Although the United Kingdom claims sovereignty over this region, there are overlapping claims by Argentina and Chile. Under the terms of the Antarctic Treaty, all territorial claims remain frozen, allowing the whole of Antarctica to be used as a continent for peace and science.

from: British Antarctic Territory - British Antarctic Survey

We, or anyone else, can not impose our claim on that land, without breaking the treaty.


Book Reviewer
Isn`t there an ongoing argument with the Irish, or has that been resolved?
The UN law of the sea put the kybosh on our territorial ambitions but gave us some advantages (something to do with the continental shelf). We still claim it but don't claim the EEZ extending from it, which is what a lot of the arguing was about. Us and the Irish have resolved our arguments but the Danes and Icelanders are still arguing the toss - mainly because of fishing rights but also because of potential oil rights in the area.

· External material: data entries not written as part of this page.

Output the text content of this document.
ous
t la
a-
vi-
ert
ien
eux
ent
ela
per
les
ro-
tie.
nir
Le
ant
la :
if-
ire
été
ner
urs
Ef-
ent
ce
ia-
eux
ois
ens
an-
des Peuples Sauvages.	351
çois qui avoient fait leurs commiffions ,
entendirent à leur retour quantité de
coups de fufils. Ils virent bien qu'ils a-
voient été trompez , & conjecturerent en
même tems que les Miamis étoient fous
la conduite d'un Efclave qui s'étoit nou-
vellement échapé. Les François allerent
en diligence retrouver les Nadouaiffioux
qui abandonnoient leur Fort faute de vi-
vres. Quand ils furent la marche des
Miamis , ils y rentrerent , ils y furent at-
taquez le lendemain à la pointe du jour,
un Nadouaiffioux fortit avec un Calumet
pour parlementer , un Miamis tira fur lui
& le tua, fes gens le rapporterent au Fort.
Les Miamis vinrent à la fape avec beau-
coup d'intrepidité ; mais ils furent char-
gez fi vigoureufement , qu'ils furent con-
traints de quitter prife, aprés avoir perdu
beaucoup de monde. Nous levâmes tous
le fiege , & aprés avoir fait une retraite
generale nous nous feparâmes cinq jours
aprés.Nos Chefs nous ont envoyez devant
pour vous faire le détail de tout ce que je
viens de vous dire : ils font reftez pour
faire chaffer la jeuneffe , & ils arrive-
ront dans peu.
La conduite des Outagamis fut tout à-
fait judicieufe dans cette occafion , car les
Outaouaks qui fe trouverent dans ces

According to wiki there was a possibility in the 50's that the Russians would land and set up monitoring equipment for the nuke testing, but to suggest that they'd consider doing so today? Either a slightly off the wall fishing trip or a the bloke needs to pop down to Tescos for a large pack of bacofoil
Are you seriously suggesting we might end up shooting t Russians over Rockall? Seriously?
No I'm not suggesting that. That's my point. We would never fight the Russians over it. If they decide to 'rock up' there, setup a shack, we could feasible do nothing but moan. Yet the Russians could develop a small but very useful monitoring station. A very easy political goal for the Russians.

I'm answering the original OP. I don't see any threats to BOT bar Falklands, this is the only thing that seems potentially feasible given recent Russian behaviour and very embarrassing for us. UK would have two choices: A) Please can you leave? Oh, OK, you like listening to our subs. B) Well we never wanted it in the first place (cross fingers).